Oxycodone Withdrawal and Detox
Different opioid drugs stay in the body for varying lengths of time, influencing the onset of withdrawal. Opioid agonist treatment and detoxification includes pharmacotherapy, stabilization, tapering off of the drug and pharmacological cessation.1 The following oxycodone withdrawal symptoms are measured using the Clinical Opiate Withdrawal Scale (COWS).
- Resting pulse rate
- Gastrointestinal problems (Stomach cramps, nausea, loose stool, vomiting or diarrhea, multiple episodes of diarrhea or vomiting)
- Pupil size
- Anxiety or irritability
- Bone or joint aches
- Gooseflesh skin
- Runny nose or tearing (unrelated to colds or allergies)1
Most prescription opioids follow a similar course based on three phases, as follows:
- The first phase can start within hours of last use due to the sudden absence of endorphins and release of excessive amounts of a chemical called noradrenaline. The majority of the above symptoms are experienced during this phase, generally peak the third day and then lessen during the next seven to 10 days.2,3
- During the second phase, the body starts to produce its own endorphins and as the body adjusts, a person may experience gooseflesh skin, sudden chills, abdominal cramping and vomiting.2,3
- The third phase may feel like the last stages of a bad case of flu with lingering aches and pains. Although the body has partially recovered, psychological symptoms are common in the absence of the euphoria-producing opiate. It is fairly common to experience general malaise, anxiety, insomnia and mild-to-moderate depression.2,3
Craving and the severity of withdrawal symptoms have been studied extensively as potential moderators and mediators of opioid-treatment outcomes. Research has shown withdrawal symptoms tend to be reduced in clients receiving efficacious opioid-agonist treatment compared to those on inadequate or no pharmacotherapy.2
Oxycodone Detox and Treatment
Medically supervised withdrawal or detox can improve an individual’s health and facilitate participation in a rehab program. Gradual tapering of opioids is administered on an inpatient basis in which individuals receive around-the-clock medical monitoring. Methadone and buprenorphine pharmacotherapy result in similar outcomes during opioid withdrawal. Buprenorphine is typically preferred because it results in less sedation and respiratory depression. To avoid precipitating more intense withdrawal symptoms, buprenorphine should be initiated 12 to 18 hours after the last administration of opioids in individuals who abused shorter-acting opioids. After the individual’s condition has stabilized for three to five days, the dose is usually decreased over a period of two or more weeks.4,5
By itself, medically supervised withdrawal is typically not sufficient to produce long-term recovery. It may increase the risk of overdose in people who have lost their tolerance to opioids if drug use is resumed. The most efficacious approach includes a combination of education, motivational enhancement and self-help groups, incorporated into individual and group counseling sessions in inpatient and outpatient programs. A multifaceted behavioral approach helps people change their perception of opioids, recognize change is possible, work toward decreasing old behaviors associated with illicit drug use and replace them with healthier behaviors.4,5
- Northrup TF, Stotts AL, Green C, et al. Opioid withdrawal, craving, and use during and after outpatient buprenorphine stabilization and taper: A discrete survival and growth mixture model. Addict Behav. 2015;41:20-28. doi:10.1016/j.addbeh.2014.09.021.

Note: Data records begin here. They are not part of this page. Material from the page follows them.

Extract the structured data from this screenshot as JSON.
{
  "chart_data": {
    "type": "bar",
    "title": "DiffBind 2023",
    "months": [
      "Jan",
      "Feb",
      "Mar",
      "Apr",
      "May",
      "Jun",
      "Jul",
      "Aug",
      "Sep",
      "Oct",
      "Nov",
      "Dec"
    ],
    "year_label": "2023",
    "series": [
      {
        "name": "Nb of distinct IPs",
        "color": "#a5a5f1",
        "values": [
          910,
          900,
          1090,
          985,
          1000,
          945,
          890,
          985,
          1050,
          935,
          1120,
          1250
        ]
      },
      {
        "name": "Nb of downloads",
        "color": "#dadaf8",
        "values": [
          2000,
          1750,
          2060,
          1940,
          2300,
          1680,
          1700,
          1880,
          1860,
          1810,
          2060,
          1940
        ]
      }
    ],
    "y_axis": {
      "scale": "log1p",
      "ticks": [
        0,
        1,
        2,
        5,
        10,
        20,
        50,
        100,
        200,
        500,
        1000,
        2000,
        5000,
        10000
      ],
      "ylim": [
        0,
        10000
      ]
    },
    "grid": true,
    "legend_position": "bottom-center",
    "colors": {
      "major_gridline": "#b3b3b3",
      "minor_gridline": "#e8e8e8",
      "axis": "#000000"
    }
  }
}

- Opiate and opioid withdrawal. MedlinePlus website. https://medlineplus.gov/ency/article/000949.htm Updated April 20, 2016. Accessed January 19, 2017.

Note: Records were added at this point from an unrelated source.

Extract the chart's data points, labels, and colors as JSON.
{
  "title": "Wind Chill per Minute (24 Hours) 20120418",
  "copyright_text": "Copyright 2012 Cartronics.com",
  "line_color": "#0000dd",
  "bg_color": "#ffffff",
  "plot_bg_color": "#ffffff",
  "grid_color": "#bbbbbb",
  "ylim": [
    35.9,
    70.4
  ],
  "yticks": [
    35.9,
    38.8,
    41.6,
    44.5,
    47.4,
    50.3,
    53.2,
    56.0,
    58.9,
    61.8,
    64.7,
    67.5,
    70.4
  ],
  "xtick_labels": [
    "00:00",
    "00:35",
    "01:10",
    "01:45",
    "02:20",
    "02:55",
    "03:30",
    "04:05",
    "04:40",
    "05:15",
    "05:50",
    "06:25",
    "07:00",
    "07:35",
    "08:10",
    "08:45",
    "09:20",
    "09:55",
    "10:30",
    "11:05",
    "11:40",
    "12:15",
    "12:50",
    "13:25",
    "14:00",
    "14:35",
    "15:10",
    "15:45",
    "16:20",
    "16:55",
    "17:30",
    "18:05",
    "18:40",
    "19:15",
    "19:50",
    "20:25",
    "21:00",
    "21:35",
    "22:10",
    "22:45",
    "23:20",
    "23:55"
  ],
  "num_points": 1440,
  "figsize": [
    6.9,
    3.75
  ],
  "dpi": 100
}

- What Is Opiate Withdrawal? Healthline website. http://www.healthline.com/health/opiate-withdrawal#Symptoms3 Published October 20, 2015. Accessed January 19, 2017.
- Schuckit MA. Treatment of Opioid-Use Disorders. N Engl J Med. 2016 Jul 28;375(4):357-68. doi: 10.1056/NEJMra1604339.
- Volkow ND, McLellan AT. Opioid Abuse in Chronic Pain — Misconceptions and Mitigation Strategies. N Engl J Med. 2016 Mar 31;374(13):1253-63. doi: 10.1056/NEJMra1507771.